9月18日に米連邦準備制度理事会(Federal Reserve Board、FRB)は、世界的な金融不安を防ぐためAIGに対し850億ドル(約9兆円)の融資を行うことを発表しました。リーマン破綻に次いでの大きなNEWSに、日本経済は動揺し対応に右往左往しています。
9兆円という巨額融資が行われるとなったものの、AIGの資産に対して、この融資はいったいどれほどのものなのか? (焼け石に水じゃないの?)という点、だとしたら取り付け騒ぎがとかおきてこないの?!と、気になるところ。そこで、状況はどうなっているのか、AIG「2007年アニュアルレポート」の「事業概況」の中の『連結ベース現金および投資資産の構成』 [1]から追ってみることとしました。
●「現金および投資資産」の内訳
[2]
これを部門別にみてみると、
損害保険 1298億ドル
生保年金退職金 4705億ドル
金融サービス 1818億ドル
その他 804億ドル
——————————————————
合計 8625億ドル
今回FRBが緊急融資した金額は859億ドルで、総資産の1割、生保等資産※の18%ということになります。(※取り付け騒ぎになるのは生保や年金等。それに対して損保は掛け捨てなので取り付け騒ぎにはならない。

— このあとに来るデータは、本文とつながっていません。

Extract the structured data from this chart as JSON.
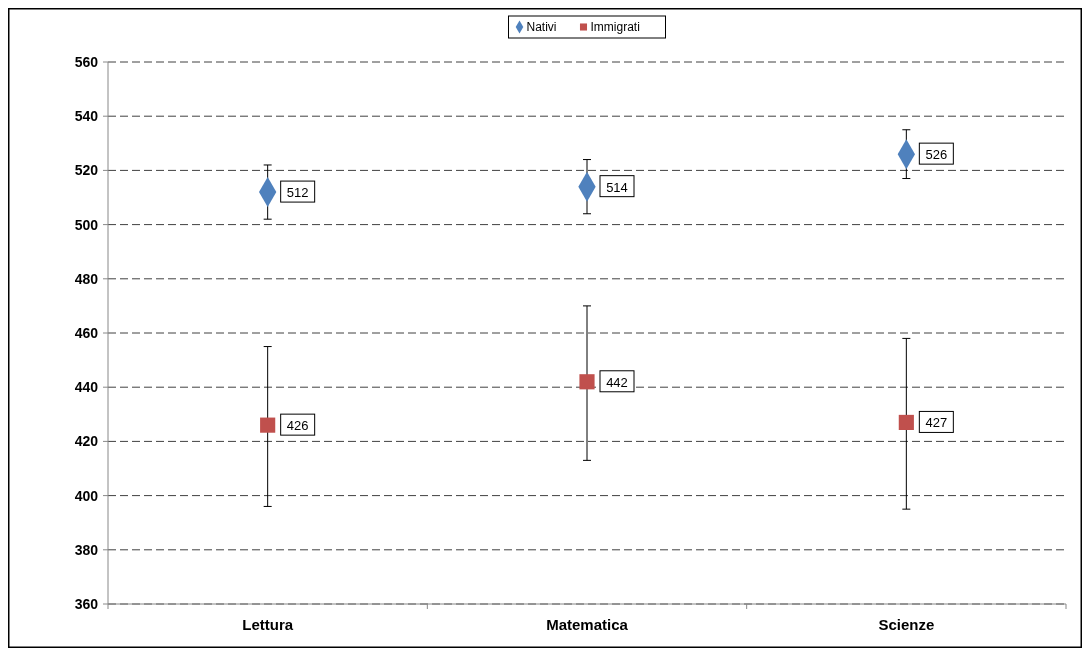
{
  "chart_data": {
    "type": "scatter",
    "categories": [
      "Lettura",
      "Matematica",
      "Scienze"
    ],
    "series": [
      {
        "name": "Nativi",
        "color": "#4f81bd",
        "marker": "diamond",
        "values": [
          512,
          514,
          526
        ],
        "errors": [
          [
            502,
            522
          ],
          [
            504,
            524
          ],
          [
            517,
            535
          ]
        ]
      },
      {
        "name": "Immigrati",
        "color": "#c0504d",
        "marker": "square",
        "values": [
          426,
          442,
          427
        ],
        "errors": [
          [
            396,
            455
          ],
          [
            413,
            470
          ],
          [
            395,
            458
          ]
        ]
      }
    ],
    "ylim": [
      360,
      560
    ],
    "yticks": [
      360,
      380,
      400,
      420,
      440,
      460,
      480,
      500,
      520,
      540,
      560
    ],
    "grid": "y",
    "legend": "top",
    "data_labels": true
  }
}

)今後は、株価暴落やサブプライム等による資産毀損、取り付け騒ぎによる資産流出がどの程度になるのかが焦点になってきます。
●資産毀損の恐れ『連結された債権のポートフォリオの格付け構成』 [1]によると
[3]
40Pによると、資産の10%程度(グラフでは15%もある)を、格付BBB以下のハイリスク商品で運用しているようです。ちょうど、FRBの緊急融資の金額に合致します。今回の融資額はこの部分を試算して決定した可能性が高いです。
●取り付け騒ぎによる試算流出
そうなると、FRBの緊急融資は、取り付け騒ぎが拡大した場合の資金流出までは、カバーできない、ということになります。アメリカでの取り付け騒ぎについては、ネットでも確認できていませんが、シンガポールのAIG子会社ではすでに発生しています。 (リンク) [4]
日本でも、長蛇の列とまではいかないまでも、問い合わせが殺到しているようです。 (リンク) [5]
ちなみに、取り付け騒ぎに対する対応としては、今のところ、「解約件数は全体のごく一部にすぎない」などの強気の発言や、報道規制などによって、もっぱら沈静化を図っているようです。
報道はされていませんが当然アメリカでも取り付け騒ぎが生じているはずですし、アメリカの場合は生命保険よりも年金や退職金の運用が中心で生活に直結しているため深刻です。
[23日 ロイター] によると、AIGは、ニューヨーク連銀との総額850億ドルの融資枠契約に正式調印した。(中略)AIGのエドワード・リディ最高経営者(CEO)は声明で、連銀からの融資は同社が選び得る最善の代替案だったと説明。既に資産売却・融資返済計画を策定中であり、「規模は小さくなるが収益性の高い会社として生まれ変わる」と表明した。(リンク) [6]
融資が決定し、健全な会社に移行するかのように報道されてはいますが、資産の規模からして間つなぎにしかならないのは明らかです。